Arradondo’s career with the Minneapolis Police Department began in 1989, working as a patrol officer in the city’s Fourth Precinct. He worked his way up the ranks, taking roles such as school resource officer, the commander of Internal Affairs, and inspector for the city’s First Precinct. Arradondo also served as an assistant chief in 2015 — when the department was embroiled in controversy following the police shooting of Jamar Clark.
During his extensive career with the department, he has not been afraid to hold his employers to account, particularly on racial issues. In 2007, he and four other officers sued the city of Minneapolis, alleging they were victims of systemic racial discrimination and a hostile working environment, per USA Today. He and his four co-prosecutors received a $740,000 settlement.
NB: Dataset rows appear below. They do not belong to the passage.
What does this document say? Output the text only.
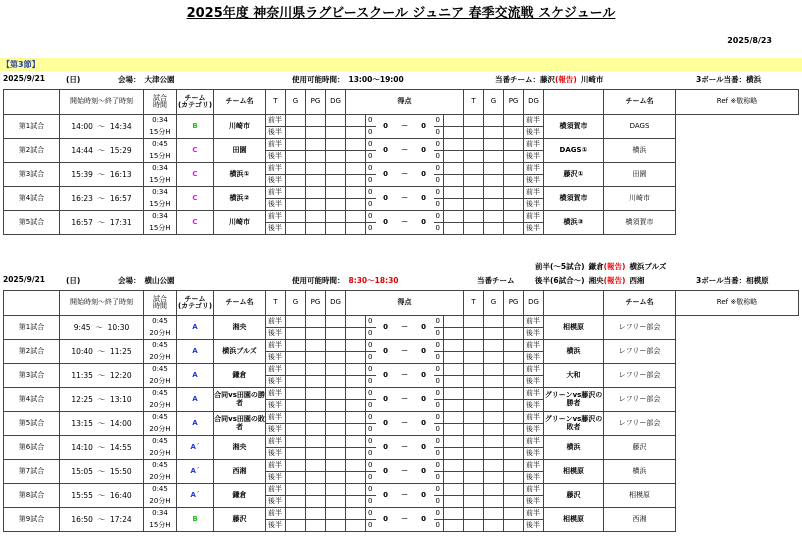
2025年度 神奈川県ラグビースクール ジュニア 春季交流戦 スケジュール
2025/8/23
【第3節】
2025/9/21	(日)	会場： 大津公園	使用可能時間： 13:00～19:00	当番チーム：藤沢(報告) 川崎市	3ボール当番：横浜
	開始時刻～終了時刻	試合
時間	チーム
(カテゴリ)	チーム名	T	G	PG	DG	得点							T	G	PG	DG		チーム名	Ref ※敬称略
第1試合	14:00  ～  14:34	0:34	B	川崎市	前半					0	0	－	0	0					前半	横須賀市	DAGS	
		15分H			後半					0				0					後半			
第2試合	14:44  ～  15:29	0:45	C	田園	前半					0	0	－	0	0					前半	DAGS①	横浜	
		15分H			後半					0				0					後半			
第3試合	15:39  ～  16:13	0:34	C	横浜①	前半					0	0	－	0	0					前半	藤沢①	田園	
		15分H			後半					0				0					後半			
第4試合	16:23  ～  16:57	0:34	C	横浜②	前半					0	0	－	0	0					前半	横須賀市	川崎市	
		15分H			後半					0				0					後半			
第5試合	16:57  ～  17:31	0:34	C	川崎市	前半					0	0	－	0	0					前半	横浜③	横須賀市	
		15分H			後半					0				0					後半			
前半(～5試合) 鎌倉(報告) 横浜ブルズ
2025/9/21	(日)	会場： 横山公園	使用可能時間： 8:30～18:30	当番チーム	後半(6試合～) 湘央(報告) 西湘	3ボール当番：相模原
	開始時刻～終了時刻	試合
時間	チーム
(カテゴリ)	チーム名	T	G	PG	DG	得点							T	G	PG	DG		チーム名	Ref ※敬称略
第1試合	9:45  ～  10:30	0:45	A	湘央	前半					0	0	－	0	0					前半	相模原	レフリー部会	
		20分H			後半					0				0					後半			
第2試合	10:40  ～  11:25	0:45	A	横浜ブルズ	前半					0	0	－	0	0					前半	横浜	レフリー部会	
		20分H			後半					0				0					後半			
第3試合	11:35  ～  12:20	0:45	A	鎌倉	前半					0	0	－	0	0					前半	大和	レフリー部会	
		20分H			後半					0				0					後半			
第4試合	12:25  ～  13:10	0:45	A	合同vs田園の勝者	前半					0	0	－	0	0					前半	グリーンvs藤沢の勝者	レフリー部会	
		20分H			後半					0				0					後半			
第5試合	13:15  ～  14:00	0:45	A	合同vs田園の敗者	前半					0	0	－	0	0					前半	グリーンvs藤沢の敗者	レフリー部会	
		20分H			後半					0				0					後半			
第6試合	14:10  ～  14:55	0:45	A´	湘央	前半					0	0	－	0	0					前半	横浜	藤沢	
		20分H			後半					0				0					後半			
第7試合	15:05  ～  15:50	0:45	A´	西湘	前半					0	0	－	0	0					前半	相模原	横浜	
		20分H			後半					0				0					後半			
第8試合	15:55  ～  16:40	0:45	A´	鎌倉	前半					0	0	－	0	0					前半	藤沢	相模原	
		20分H			後半					0				0					後半			
第9試合	16:50  ～  17:24	0:34	B	藤沢	前半					0	0	－	0	0					前半	相模原	西湘	
		15分H			後半					0				0					後半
Arradondo Was The First Black Chief Of The Minneapolis Police Department
“We will meet this challenge TOGETHER. We will again see the luster and shine and the humanity that really sets us apart as the city of Minneapolis.” -Chief Medaria Arradondo pic.twitter.com/BtV0rZnMlR— Minneapolis Police (@MinneapolisPD) May 31, 2020
Following the police shooting of Justine Damond in 2017 — and the resignation of former police chief Janee Harteau — Arradondo was appointed to the role of chief by former Minneapolis Mayor Betsy Hodges. This made him the first black chief of the Minneapolis Police Department. Upon his appointment, Hodges was hopeful that Arradondo would be able to rehabilitate a police department that was plagued with controversy.
“What’s needed at this time is someone who is good at making change and helping usher people through change, which Arradondo has done and is doing.”
The aftermath of Floyd’s death has seen Arradondo act quickly, firing all four officers involved. The officer responsible for restraining Floyd, Derek Chauvin, has been charged. Raeisha Williams — a community activist and former marketing director for the Minnesota chapter of the NAACP — commended him for his decision, per NBC.
“That was a brave step to recommend charging these officers. That kind of thing doesn’t happen in Minnesota.”
While he has received criticism for moving too slowly in his reforms and efforts to remove racist officers from the department, Arradondo has also received support for his response. Williams pointed out the police department’s interactions in terms of the recent riots.
“I am 100 percent sure some of those protesters would be dead if anybody else was running the police department. He is very much aware that there is racial injustice and that there is white supremacy in the police department.”